I posted last month on Luke Johnson's criticism of HR (also see this post's comments for Ceridian's follow-up criticism). But HR puts the blame for bad performance management on line management.

XpertHR points to two pieces of research that shows line managers are failing to manage poor performers.

Firstly, Watson Wyatt find that employers across Europe are missing out on potential talent because line managers fare far too preoccupied with top performers and fail to engage poorer performing employees

And secondly, IRS' survey of HR practitioners finds that managers are not properly equipped to manage underperformance. Of course, you might say that this is HR's fault too. As XpertHR notes:

"As managers’ communications skills are so vital to success, you might think they would receive ample relevant training, but this is not necessarily so. Less than a third of the employers in the IRS research train managers to deal with difficult conversations and just 35% teach them coaching skills."
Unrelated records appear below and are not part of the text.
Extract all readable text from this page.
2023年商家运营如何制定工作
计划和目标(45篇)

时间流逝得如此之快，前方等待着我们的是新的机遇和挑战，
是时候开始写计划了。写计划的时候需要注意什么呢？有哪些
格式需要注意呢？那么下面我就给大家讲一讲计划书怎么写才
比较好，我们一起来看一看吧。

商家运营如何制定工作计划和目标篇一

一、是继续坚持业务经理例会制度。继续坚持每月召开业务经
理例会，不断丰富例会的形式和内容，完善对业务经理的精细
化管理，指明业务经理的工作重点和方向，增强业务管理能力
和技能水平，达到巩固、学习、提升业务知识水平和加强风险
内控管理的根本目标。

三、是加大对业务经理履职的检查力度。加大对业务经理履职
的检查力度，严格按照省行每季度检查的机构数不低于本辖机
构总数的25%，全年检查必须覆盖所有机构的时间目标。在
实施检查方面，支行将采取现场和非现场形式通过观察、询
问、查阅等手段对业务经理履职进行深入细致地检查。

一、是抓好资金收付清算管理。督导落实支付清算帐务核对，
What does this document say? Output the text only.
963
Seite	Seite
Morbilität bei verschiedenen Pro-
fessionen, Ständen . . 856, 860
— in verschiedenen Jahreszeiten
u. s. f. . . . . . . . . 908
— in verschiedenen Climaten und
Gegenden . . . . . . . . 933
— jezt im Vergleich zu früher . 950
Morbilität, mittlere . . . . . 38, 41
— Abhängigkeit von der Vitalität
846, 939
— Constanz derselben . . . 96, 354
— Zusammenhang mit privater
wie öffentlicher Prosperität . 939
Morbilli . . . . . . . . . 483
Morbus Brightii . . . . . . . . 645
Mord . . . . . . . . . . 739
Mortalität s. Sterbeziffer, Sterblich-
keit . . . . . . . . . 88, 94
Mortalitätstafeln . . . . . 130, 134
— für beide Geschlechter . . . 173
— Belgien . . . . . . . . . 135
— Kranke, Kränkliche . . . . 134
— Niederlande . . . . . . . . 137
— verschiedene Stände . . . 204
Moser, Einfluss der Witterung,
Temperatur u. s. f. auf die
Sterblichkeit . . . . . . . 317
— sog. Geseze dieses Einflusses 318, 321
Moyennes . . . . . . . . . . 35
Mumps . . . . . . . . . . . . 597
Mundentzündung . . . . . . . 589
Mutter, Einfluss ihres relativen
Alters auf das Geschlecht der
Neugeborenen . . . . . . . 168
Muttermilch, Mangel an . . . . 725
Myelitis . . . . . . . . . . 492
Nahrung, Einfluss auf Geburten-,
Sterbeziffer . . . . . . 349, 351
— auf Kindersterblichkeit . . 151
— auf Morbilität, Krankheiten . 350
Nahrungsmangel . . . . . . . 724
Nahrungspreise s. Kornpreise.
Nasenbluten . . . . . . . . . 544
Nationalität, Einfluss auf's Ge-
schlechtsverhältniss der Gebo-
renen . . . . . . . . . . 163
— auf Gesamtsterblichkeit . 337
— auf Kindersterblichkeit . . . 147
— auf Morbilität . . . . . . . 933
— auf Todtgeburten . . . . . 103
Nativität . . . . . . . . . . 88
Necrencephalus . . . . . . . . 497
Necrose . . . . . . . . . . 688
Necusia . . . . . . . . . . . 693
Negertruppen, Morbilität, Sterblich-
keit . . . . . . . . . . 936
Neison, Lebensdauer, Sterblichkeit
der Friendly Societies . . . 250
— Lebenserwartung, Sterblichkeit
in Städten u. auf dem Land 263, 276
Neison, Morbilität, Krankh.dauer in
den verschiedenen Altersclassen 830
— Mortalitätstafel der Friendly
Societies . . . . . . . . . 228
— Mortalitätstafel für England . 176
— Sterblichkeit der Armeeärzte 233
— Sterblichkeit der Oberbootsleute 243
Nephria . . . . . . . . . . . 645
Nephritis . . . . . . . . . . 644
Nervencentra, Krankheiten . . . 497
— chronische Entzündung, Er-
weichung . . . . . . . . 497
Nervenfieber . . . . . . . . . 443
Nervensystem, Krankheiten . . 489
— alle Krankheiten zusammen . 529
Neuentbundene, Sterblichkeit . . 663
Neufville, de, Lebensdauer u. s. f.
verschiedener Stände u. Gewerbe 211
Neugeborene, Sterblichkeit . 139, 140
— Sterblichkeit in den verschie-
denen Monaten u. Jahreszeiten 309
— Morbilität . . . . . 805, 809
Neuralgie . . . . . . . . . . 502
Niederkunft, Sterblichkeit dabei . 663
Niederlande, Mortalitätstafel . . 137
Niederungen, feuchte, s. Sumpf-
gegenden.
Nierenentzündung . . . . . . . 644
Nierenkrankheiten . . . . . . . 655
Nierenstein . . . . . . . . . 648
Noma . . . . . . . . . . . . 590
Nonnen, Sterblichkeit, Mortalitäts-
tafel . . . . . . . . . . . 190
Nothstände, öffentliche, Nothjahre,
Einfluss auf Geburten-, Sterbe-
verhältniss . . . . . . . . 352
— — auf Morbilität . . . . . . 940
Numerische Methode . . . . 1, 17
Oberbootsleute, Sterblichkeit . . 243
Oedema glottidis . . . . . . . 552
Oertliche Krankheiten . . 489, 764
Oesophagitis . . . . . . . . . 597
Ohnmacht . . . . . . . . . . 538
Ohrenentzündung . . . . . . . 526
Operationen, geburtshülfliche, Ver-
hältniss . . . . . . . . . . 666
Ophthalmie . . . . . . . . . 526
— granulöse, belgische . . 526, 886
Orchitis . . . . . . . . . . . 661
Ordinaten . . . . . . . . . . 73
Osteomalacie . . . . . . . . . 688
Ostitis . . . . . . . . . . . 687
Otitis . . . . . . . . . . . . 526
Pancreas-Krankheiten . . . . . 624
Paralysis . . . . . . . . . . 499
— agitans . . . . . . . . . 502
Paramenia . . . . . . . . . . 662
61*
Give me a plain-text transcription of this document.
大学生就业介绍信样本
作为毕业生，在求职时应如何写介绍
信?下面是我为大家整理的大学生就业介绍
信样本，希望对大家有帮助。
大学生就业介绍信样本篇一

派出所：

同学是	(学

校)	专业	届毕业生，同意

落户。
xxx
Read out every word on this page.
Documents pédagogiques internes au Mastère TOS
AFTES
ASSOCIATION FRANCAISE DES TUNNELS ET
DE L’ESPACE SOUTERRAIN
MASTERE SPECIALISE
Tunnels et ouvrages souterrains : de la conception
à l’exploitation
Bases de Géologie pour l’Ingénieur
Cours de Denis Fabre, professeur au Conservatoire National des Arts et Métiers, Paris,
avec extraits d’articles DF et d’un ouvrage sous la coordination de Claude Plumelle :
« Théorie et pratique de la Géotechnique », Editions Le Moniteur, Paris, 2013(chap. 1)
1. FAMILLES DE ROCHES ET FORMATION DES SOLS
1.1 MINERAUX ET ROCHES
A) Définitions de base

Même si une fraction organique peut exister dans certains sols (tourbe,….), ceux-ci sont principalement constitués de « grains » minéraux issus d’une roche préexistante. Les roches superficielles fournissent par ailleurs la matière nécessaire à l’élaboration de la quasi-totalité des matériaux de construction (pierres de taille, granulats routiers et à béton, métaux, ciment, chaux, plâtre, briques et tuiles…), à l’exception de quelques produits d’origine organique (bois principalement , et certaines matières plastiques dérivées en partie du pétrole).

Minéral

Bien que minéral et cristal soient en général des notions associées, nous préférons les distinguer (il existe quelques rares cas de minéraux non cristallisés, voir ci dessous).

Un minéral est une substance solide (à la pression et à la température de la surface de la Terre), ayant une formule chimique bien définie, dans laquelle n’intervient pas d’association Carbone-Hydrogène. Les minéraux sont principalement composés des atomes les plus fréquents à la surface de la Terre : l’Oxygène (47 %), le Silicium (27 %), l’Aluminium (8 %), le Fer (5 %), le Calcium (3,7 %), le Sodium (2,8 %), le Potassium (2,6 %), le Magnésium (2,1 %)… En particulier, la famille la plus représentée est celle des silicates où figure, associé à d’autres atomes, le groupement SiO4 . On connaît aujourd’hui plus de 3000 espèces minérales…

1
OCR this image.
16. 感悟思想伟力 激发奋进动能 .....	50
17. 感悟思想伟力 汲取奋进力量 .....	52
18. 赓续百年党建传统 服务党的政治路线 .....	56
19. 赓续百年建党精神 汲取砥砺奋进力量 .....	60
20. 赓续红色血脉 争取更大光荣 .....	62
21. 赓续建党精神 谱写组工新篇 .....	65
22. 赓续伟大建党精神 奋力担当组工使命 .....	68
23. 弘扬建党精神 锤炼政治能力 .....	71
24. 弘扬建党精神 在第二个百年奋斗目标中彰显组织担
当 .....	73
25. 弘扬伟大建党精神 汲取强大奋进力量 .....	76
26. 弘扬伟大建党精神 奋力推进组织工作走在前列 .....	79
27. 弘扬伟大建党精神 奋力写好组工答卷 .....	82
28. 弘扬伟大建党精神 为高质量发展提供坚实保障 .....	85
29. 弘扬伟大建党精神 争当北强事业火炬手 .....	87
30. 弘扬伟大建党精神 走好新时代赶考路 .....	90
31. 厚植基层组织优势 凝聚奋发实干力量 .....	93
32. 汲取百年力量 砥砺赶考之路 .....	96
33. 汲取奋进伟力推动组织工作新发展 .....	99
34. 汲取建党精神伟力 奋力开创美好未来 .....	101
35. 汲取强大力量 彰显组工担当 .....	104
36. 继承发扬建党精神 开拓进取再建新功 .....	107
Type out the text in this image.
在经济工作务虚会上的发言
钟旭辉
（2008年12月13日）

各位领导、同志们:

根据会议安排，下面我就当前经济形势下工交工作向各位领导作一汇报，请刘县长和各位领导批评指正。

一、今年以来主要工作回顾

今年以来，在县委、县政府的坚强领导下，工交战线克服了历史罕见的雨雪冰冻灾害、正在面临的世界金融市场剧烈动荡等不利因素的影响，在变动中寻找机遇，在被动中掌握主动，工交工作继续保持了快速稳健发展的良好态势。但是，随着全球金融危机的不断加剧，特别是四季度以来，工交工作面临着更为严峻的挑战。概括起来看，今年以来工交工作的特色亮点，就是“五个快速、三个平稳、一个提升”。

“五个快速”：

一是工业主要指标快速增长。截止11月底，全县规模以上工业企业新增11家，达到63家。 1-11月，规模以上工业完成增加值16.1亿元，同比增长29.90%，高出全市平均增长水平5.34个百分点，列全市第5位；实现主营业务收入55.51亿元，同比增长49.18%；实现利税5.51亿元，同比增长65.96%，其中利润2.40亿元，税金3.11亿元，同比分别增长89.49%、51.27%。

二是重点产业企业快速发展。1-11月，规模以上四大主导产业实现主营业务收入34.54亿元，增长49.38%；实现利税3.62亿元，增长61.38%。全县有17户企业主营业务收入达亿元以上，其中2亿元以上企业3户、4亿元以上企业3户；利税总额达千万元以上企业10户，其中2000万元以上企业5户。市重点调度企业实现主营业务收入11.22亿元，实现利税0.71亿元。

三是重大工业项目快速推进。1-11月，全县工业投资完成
This gap is becoming more important. New CIPD research, described in its Impact update (issue 22), finds that:

"Line manager involvement in people management is both broadening and deepening and that, as a result, they increasingly need bespoke support from HR to provide them with the necessary skills, knowledge and attitudes to reward and recognise the contribution of their employees, and to develop and raise their performance.

HR will need to work with senior and front-line managers to ensure that line managers are clear on the role they play in people management, and provide support on how to cope with problems."

This at least suggests the cause of the problem is more complex than Johnson suggests. Perhaps it comes down to a company's leadership, and particularly the CEO?